Extra precautions needed in the summer

July 28, 2002


Summer means an increase in gardening, sightseeing, picnics, projects around the house and other outdoor activities. Too often, though, these activities bring unwanted emergencies such as bug bites, blisters, dehydration, sunburn, and cuts and scrapes that can affect some seniors more seriously.

Experts say most seniors can avoid health problems by taking simple precautions such as using insect repellent and sunscreen, avoiding outdoor activities when the sun is at its hottest, keeping picnic foods well-chilled and drinking plenty of water. But for those individuals with certain illnesses and chronic conditions, minor annoyances can turn into major health problems without prompt attention.
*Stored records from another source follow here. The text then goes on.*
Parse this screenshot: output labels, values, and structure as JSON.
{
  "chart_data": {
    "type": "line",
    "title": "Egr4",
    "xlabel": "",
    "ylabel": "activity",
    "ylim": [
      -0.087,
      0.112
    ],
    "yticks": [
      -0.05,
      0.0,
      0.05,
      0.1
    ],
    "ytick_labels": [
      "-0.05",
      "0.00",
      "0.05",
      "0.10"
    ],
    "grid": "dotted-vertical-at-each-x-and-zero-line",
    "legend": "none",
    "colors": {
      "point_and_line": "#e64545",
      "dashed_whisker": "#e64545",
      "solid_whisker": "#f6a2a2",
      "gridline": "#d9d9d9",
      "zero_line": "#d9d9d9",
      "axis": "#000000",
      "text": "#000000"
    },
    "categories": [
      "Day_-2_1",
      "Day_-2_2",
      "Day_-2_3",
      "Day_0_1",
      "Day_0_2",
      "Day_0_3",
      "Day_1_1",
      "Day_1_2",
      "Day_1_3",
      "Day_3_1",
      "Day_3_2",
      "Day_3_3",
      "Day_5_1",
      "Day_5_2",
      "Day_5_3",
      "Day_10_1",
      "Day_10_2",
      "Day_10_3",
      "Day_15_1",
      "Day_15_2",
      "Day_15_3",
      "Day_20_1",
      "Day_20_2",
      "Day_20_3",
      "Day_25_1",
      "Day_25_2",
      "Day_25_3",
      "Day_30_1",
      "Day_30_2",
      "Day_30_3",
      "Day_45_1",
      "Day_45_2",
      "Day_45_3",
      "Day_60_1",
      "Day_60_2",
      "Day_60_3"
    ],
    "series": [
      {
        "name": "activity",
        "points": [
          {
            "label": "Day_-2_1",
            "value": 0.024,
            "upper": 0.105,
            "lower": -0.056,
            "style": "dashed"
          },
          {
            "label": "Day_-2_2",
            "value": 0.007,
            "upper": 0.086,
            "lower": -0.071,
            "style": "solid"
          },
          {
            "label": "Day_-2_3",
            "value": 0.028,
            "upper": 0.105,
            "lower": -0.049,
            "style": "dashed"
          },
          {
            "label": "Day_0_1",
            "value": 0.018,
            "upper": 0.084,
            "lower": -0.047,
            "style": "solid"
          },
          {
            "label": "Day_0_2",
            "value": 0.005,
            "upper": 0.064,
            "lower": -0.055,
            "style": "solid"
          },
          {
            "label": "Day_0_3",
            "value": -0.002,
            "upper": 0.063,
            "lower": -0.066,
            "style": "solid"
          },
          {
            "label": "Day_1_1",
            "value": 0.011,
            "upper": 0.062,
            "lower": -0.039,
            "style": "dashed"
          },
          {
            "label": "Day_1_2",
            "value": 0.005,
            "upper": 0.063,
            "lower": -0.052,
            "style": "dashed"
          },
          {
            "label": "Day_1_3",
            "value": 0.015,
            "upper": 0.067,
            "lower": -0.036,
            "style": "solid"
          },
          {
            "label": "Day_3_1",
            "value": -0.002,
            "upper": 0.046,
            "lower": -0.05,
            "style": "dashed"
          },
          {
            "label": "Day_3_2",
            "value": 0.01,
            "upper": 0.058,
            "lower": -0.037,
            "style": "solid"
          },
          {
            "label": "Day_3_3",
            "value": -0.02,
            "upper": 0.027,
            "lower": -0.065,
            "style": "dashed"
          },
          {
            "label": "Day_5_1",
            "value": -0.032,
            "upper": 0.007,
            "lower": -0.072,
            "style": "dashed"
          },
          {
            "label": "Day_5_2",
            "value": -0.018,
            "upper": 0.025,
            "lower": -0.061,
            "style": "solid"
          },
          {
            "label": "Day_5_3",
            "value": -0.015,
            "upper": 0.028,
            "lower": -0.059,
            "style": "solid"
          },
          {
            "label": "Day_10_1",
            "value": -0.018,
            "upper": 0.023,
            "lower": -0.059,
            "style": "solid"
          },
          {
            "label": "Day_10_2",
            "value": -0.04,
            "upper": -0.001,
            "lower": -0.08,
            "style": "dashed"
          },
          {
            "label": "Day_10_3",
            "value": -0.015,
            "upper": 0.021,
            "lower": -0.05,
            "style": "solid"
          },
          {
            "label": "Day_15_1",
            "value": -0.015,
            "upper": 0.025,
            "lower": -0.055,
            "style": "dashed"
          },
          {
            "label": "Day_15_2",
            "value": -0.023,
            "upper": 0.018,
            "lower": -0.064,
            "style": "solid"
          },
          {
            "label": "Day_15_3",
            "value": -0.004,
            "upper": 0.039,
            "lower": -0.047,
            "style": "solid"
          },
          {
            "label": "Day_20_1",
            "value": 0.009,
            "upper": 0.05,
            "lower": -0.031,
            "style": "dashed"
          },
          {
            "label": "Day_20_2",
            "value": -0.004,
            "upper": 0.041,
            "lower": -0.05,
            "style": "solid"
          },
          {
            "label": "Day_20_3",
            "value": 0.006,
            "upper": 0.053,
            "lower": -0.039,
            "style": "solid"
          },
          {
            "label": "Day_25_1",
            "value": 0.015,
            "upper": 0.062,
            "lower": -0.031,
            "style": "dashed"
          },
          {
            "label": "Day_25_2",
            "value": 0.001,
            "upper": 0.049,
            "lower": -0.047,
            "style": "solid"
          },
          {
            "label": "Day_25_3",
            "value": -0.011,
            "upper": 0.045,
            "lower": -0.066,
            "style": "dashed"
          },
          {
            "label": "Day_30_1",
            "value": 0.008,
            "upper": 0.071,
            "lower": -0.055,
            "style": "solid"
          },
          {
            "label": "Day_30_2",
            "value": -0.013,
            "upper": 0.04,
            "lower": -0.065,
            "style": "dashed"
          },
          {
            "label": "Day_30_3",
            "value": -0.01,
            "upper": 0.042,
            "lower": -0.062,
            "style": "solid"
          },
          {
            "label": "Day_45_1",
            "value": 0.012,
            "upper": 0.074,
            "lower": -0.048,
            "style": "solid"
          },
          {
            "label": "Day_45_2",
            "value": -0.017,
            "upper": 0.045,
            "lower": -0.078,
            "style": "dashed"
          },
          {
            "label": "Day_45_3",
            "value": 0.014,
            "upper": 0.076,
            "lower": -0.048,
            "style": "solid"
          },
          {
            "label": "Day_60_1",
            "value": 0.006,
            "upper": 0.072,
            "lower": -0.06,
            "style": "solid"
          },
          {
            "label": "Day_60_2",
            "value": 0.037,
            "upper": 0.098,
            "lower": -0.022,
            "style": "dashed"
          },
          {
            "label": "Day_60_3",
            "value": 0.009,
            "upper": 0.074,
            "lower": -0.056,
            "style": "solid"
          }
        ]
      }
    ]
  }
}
"Certain conditions predispose individuals to complications," says Dr. Patrick Coll, associate director of the University of Connecticut's Center on Aging. "People with diabetes, stroke victims, the frail elderly, people who suffer from Alzheimer's disease and those who take certain medications should monitor any injuries more carefully."
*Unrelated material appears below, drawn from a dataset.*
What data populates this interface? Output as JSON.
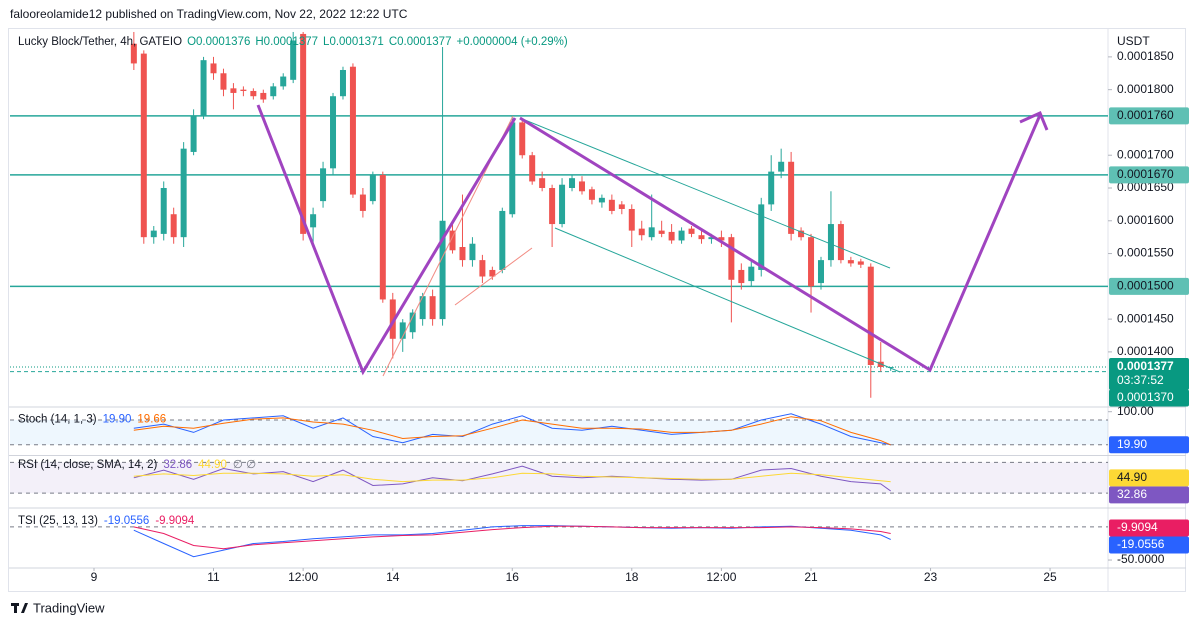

For example, older people are disproportionately affected by prolonged heat waves of over 90-degree temperatures with high humidity. Risk factors include age, conditions such as heart disease and diabetes, and medications including diuretics, beta blockers, aspirin, antihistamines and some antidepressants.
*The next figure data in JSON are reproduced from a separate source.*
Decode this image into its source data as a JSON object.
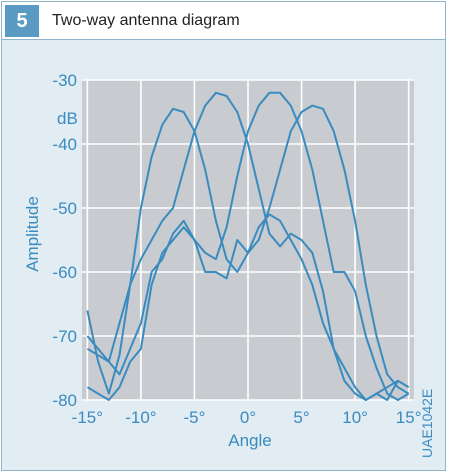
{
  "figure": {
    "number": "5",
    "title": "Two-way antenna diagram",
    "code": "UAE1042E"
  },
  "colors": {
    "accent": "#3a8bbf",
    "plot_bg": "#c8ccd0",
    "panel_bg": "#e1ecf3",
    "badge": "#5b9ac3",
    "grid": "#ffffff"
  },
  "chart_data": {
    "type": "line",
    "xlabel": "Angle",
    "ylabel": "Amplitude",
    "yunit": "dB",
    "xlim": [
      -15.5,
      15.5
    ],
    "ylim": [
      -80,
      -30
    ],
    "xticks": [
      -15,
      -10,
      -5,
      0,
      5,
      10,
      15
    ],
    "xtick_labels": [
      "-15°",
      "-10°",
      "-5°",
      "0°",
      "5°",
      "10°",
      "15°"
    ],
    "yticks": [
      -30,
      -40,
      -50,
      -60,
      -70,
      -80
    ],
    "ytick_labels": [
      "-30",
      "-40",
      "-50",
      "-60",
      "-70",
      "-80"
    ],
    "grid": true,
    "series": [
      {
        "x": [
          -15,
          -14,
          -13,
          -12,
          -11,
          -10,
          -9,
          -8,
          -7,
          -6,
          -5,
          -4,
          -3,
          -2,
          -1,
          0,
          1,
          2,
          3,
          4,
          5,
          6,
          7,
          8,
          9,
          10,
          11,
          12,
          13,
          14,
          15
        ],
        "values": [
          -66,
          -74,
          -79,
          -73,
          -62,
          -50,
          -42,
          -37,
          -34.5,
          -35,
          -38,
          -44,
          -52,
          -58,
          -60,
          -57,
          -53,
          -51,
          -52,
          -55,
          -58,
          -62,
          -68,
          -72,
          -75,
          -78,
          -80,
          -79,
          -80,
          -77,
          -78
        ]
      },
      {
        "x": [
          -15,
          -14,
          -13,
          -12,
          -11,
          -10,
          -9,
          -8,
          -7,
          -6,
          -5,
          -4,
          -3,
          -2,
          -1,
          0,
          1,
          2,
          3,
          4,
          5,
          6,
          7,
          8,
          9,
          10,
          11,
          12,
          13,
          14,
          15
        ],
        "values": [
          -70,
          -72,
          -74,
          -68,
          -62,
          -58,
          -55,
          -52,
          -50,
          -44,
          -38,
          -34,
          -32,
          -32.5,
          -35,
          -40,
          -47,
          -54,
          -56,
          -54,
          -55,
          -57,
          -63,
          -72,
          -77,
          -79,
          -80,
          -79,
          -78,
          -77,
          -78
        ]
      },
      {
        "x": [
          -15,
          -14,
          -13,
          -12,
          -11,
          -10,
          -9,
          -8,
          -7,
          -6,
          -5,
          -4,
          -3,
          -2,
          -1,
          0,
          1,
          2,
          3,
          4,
          5,
          6,
          7,
          8,
          9,
          10,
          11,
          12,
          13,
          14,
          15
        ],
        "values": [
          -78,
          -79,
          -80,
          -78,
          -74,
          -72,
          -62,
          -57,
          -55,
          -53,
          -55,
          -57,
          -58,
          -53,
          -45,
          -38,
          -34,
          -32,
          -32,
          -34,
          -38,
          -44,
          -52,
          -60,
          -60,
          -63,
          -70,
          -75,
          -79,
          -80,
          -79
        ]
      },
      {
        "x": [
          -15,
          -14,
          -13,
          -12,
          -11,
          -10,
          -9,
          -8,
          -7,
          -6,
          -5,
          -4,
          -3,
          -2,
          -1,
          0,
          1,
          2,
          3,
          4,
          5,
          6,
          7,
          8,
          9,
          10,
          11,
          12,
          13,
          14,
          15
        ],
        "values": [
          -72,
          -73,
          -74,
          -76,
          -72,
          -68,
          -60,
          -58,
          -54,
          -52,
          -55,
          -60,
          -60,
          -61,
          -55,
          -57,
          -55,
          -50,
          -44,
          -38,
          -35,
          -34,
          -34.5,
          -38,
          -44,
          -52,
          -62,
          -70,
          -76,
          -78,
          -79
        ]
      }
    ]
  }
}
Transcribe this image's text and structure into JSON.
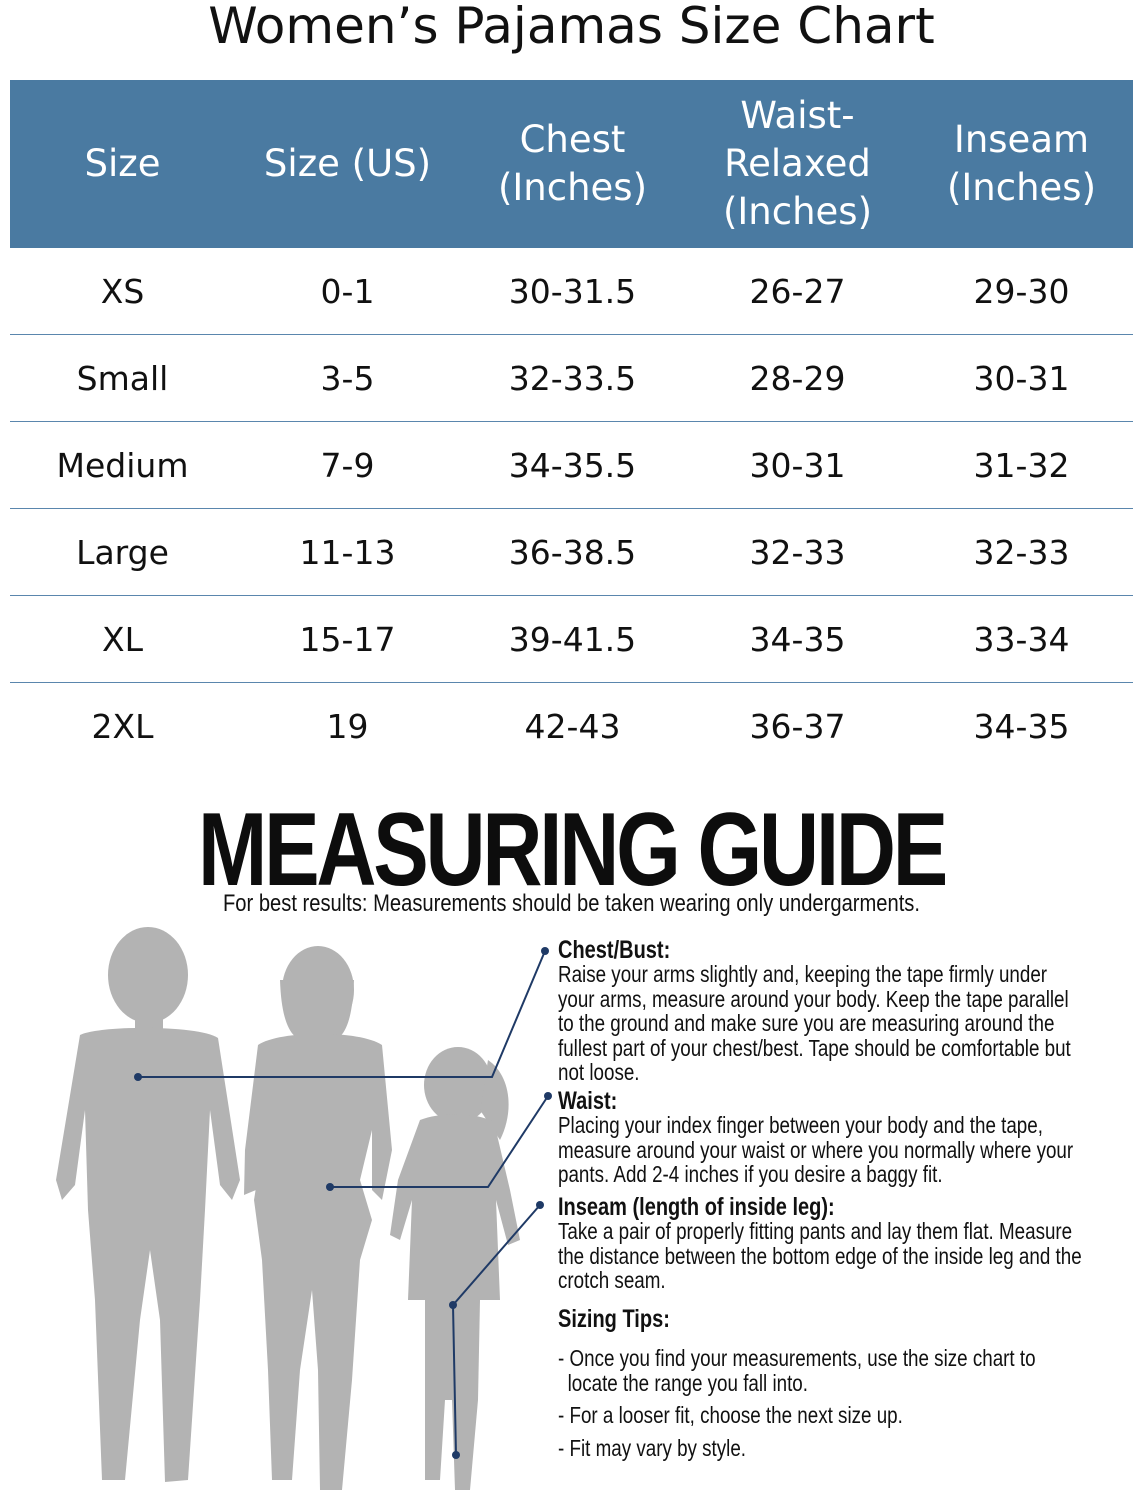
{
  "title": "Women’s Pajamas Size Chart",
  "table": {
    "headers": [
      "Size",
      "Size (US)",
      "Chest\n(Inches)",
      "Waist-\nRelaxed\n(Inches)",
      "Inseam\n(Inches)"
    ],
    "rows": [
      [
        "XS",
        "0-1",
        "30-31.5",
        "26-27",
        "29-30"
      ],
      [
        "Small",
        "3-5",
        "32-33.5",
        "28-29",
        "30-31"
      ],
      [
        "Medium",
        "7-9",
        "34-35.5",
        "30-31",
        "31-32"
      ],
      [
        "Large",
        "11-13",
        "36-38.5",
        "32-33",
        "32-33"
      ],
      [
        "XL",
        "15-17",
        "39-41.5",
        "34-35",
        "33-34"
      ],
      [
        "2XL",
        "19",
        "42-43",
        "36-37",
        "34-35"
      ]
    ]
  },
  "guide": {
    "title": "MEASURING GUIDE",
    "subtitle": "For best results: Measurements should be taken wearing only undergarments.",
    "chest": {
      "heading": "Chest/Bust:",
      "text": "Raise your arms slightly and, keeping the tape firmly under your arms, measure around your body. Keep the tape parallel to the ground and make sure you are measuring around the fullest part of your chest/best. Tape should be comfortable but not loose."
    },
    "waist": {
      "heading": "Waist:",
      "text": "Placing your index finger between your body and the tape, measure around your waist or where you normally where your pants. Add 2-4 inches if you desire a baggy fit."
    },
    "inseam": {
      "heading": "Inseam (length of inside leg):",
      "text": "Take a pair of properly fitting pants and lay them flat. Measure the distance between the bottom edge of the inside leg and the crotch seam."
    },
    "tips": {
      "heading": "Sizing Tips:",
      "items": [
        "Once you find your measurements, use the size chart to locate the range you fall into.",
        "For a looser fit, choose the next size up.",
        "Fit may vary by style."
      ]
    }
  },
  "colors": {
    "header_bg": "#4a7aa1",
    "row_divider": "#5a86ad",
    "silhouette": "#b3b3b3",
    "pointer_line": "#1f3a66"
  }
}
Many medications taken by seniors for high blood pressure and heart disease, for example, are diuretics they remove salt and fluid volume from the body. Coupled with perspiring from high temperatures, diuretics can lead to dehydration, which, in turn, can lead to discomfort, confusion, damage to major organs and even death if not treated. Even if you don't feel thirsty, be sure to drink plenty of fluids and stay cool when the temperature soars. Seek help immediately if you start to feel confused, are unable to keep down liquids or develop a fever.

Thinning skin can also make older adults more susceptible to sun damage, poison ivy and bug bites. If a day in the sun has left you red as a beet, apply a hydrocortisone cream (an over-the-counter product) as soon as possible and take an anti-inflammatory pain reliever, such as ibuprofen. Blistering skin indicates more serious sunburn. Don't cover or break the blisters, and call your doctor for advice. Swelling, itching and redness from bug bites or poison ivy should disappear within 48 hours. If not, it could indicate a secondary infection.

Yard work, fishing and working on the car can result in cuts, scratches and punctures. According to Coll, most scrapes will heal quickly if cleaned, dabbed with a topical antibiotic and covered with a bandage to prevent the wound from drying out.